El pasillo fuera de mi camarote estaba vacío. La cubierta principal estaba desierta. No había tripulación. No había botes salvavidas. No se veía la costa.
La pantalla del GPS estaba destrozada.
La radio colgaba hecha pedazos.
Y en la parte interior de mi codo, justo encima de un leve moretón, había una pequeña marca de punción.
No solo me habían emborrachado.
Me habían drogado.
La verdad se fue configurando en mi mente con fría precisión.
Si muriera, o desapareciera antes de cumplir veinticinco años, el control de Jones Shipping y el fideicomiso de cincuenta millones de dólares que me dejó mi abuelo pasarían a manos de mi padre y mi hermana.
Mi cumpleaños era dentro de tres días.
No solo me habían traicionado.
Habían intentado borrarme.
El pánico amenazó con consumirme, pero no duró.
Porque mi padre subestimó una cosa.
Él creía que solo entendía de hojas de cálculo y auditorías.

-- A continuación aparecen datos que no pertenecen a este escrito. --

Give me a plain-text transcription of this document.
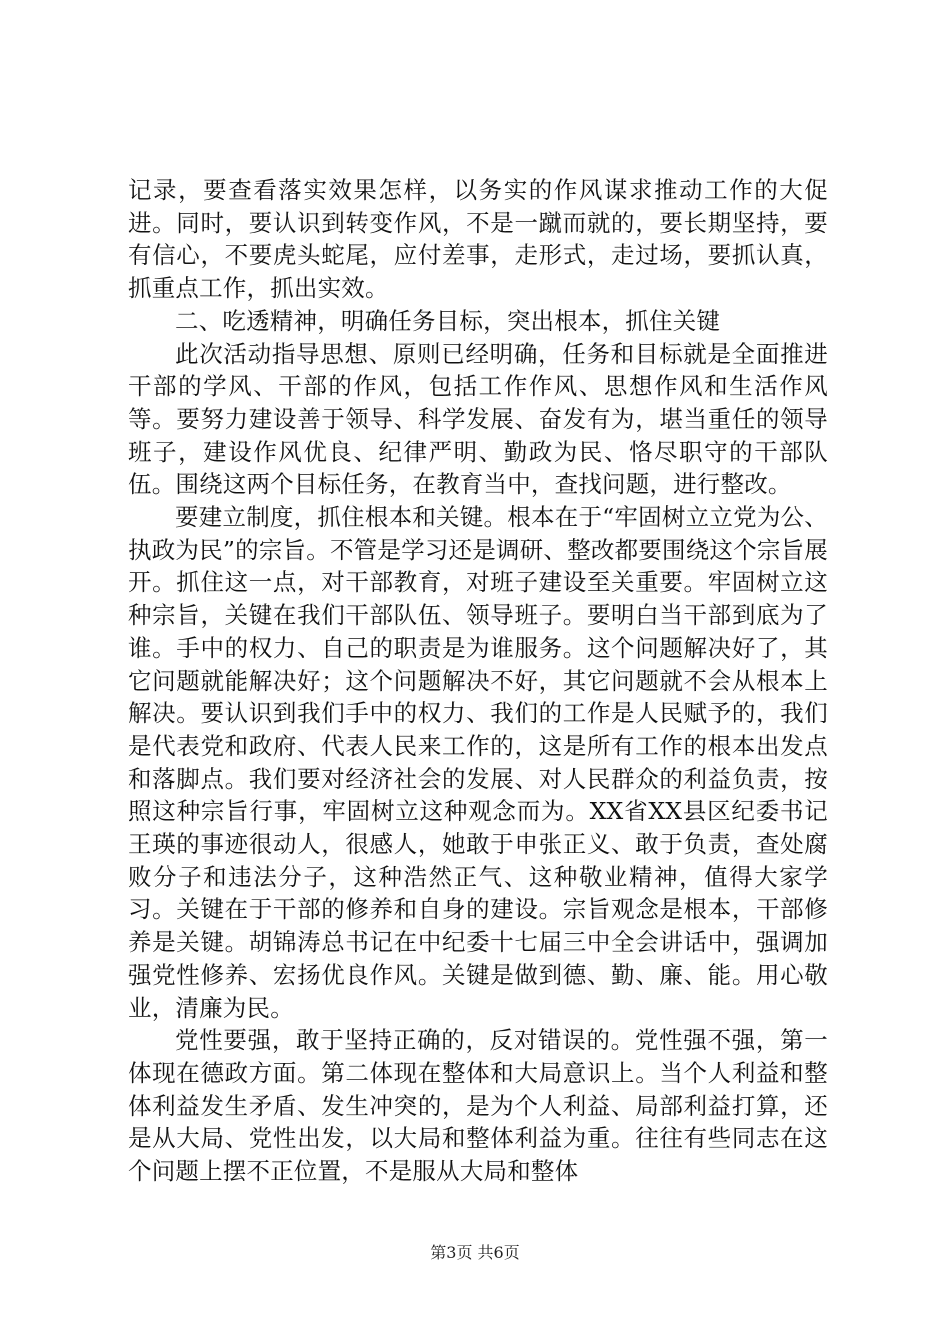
记录，要查看落实效果怎样，以务实的作风谋求推动工作的大促进。同时，要认识到转变作风，不是一蹴而就的，要长期坚持，要有信心，不要虎头蛇尾，应付差事，走形式，走过场，要抓认真，抓重点工作，抓出实效。

二、吃透精神，明确任务目标，突出根本，抓住关键

此次活动指导思想、原则已经明确，任务和目标就是全面推进干部的学风、干部的作风，包括工作作风、思想作风和生活作风等。要努力建设善于领导、科学发展、奋发有为，堪当重任的领导班子，建设作风优良、纪律严明、勤政为民、恪尽职守的干部队伍。围绕这两个目标任务，在教育当中，查找问题，进行整改。

要建立制度，抓住根本和关键。根本在于“牢固树立立党为公、执政为民”的宗旨。不管是学习还是调研、整改都要围绕这个宗旨展开。抓住这一点，对干部教育，对班子建设至关重要。牢固树立这种宗旨，关键在我们干部队伍、领导班子。要明白当干部到底为了谁。手中的权力、自己的职责是为谁服务。这个问题解决好了，其它问题就能解决好；这个问题解决不好，其它问题就不会从根本上解决。要认识到我们手中的权力、我们的工作是人民赋予的，我们是代表党和政府、代表人民来工作的，这是所有工作的根本出发点和落脚点。我们要对经济社会的发展、对人民群众的利益负责，按照这种宗旨行事，牢固树立这种观念而为。XX省XX县区纪委书记王瑛的事迹很动人，很感人，她敢于申张正义、敢于负责，查处腐败分子和违法分子，这种浩然正气、这种敬业精神，值得大家学习。关键在于干部的修养和自身的建设。宗旨观念是根本，干部修养是关键。胡锦涛总书记在中纪委十七届三中全会讲话中，强调加强党性修养、宏扬优良作风。关键是做到德、勤、廉、能。用心敬业，清廉为民。

党性要强，敢于坚持正确的，反对错误的。党性强不强，第一体现在德政方面。第二体现在整体和大局意识上。当个人利益和整体利益发生矛盾、发生冲突的，是为个人利益、局部利益打算，还是从大局、党性出发，以大局和整体利益为重。往往有些同志在这个问题上摆不正位置，不是服从大局和整体

第3页 共6页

Nunca supo que pasé tres veranos trabajando como marinero en la universidad. No sabía que un viejo mecánico llamado Gus me había enseñado a arrancar un motor de barco sin llave cuando las llaves fallaban en alta mar.
Así que bajé a la cubierta inferior.
La carcasa del motor aún estaba caliente.
Se habían llevado las llaves, pero no habían hecho nada más.
Durante seis horas trabajé bajo un calor sofocante y una iluminación de emergencia tenue. Me temblaban las manos. Me daba vueltas la cabeza. Pero seguí el cableado de memoria, uniendo las conexiones con el aislamiento pelado y una concentración inquebrantable.
Cuando el motor finalmente volvió a la vida con un rugido, me eché a reír a carcajadas.
No tenía GPS.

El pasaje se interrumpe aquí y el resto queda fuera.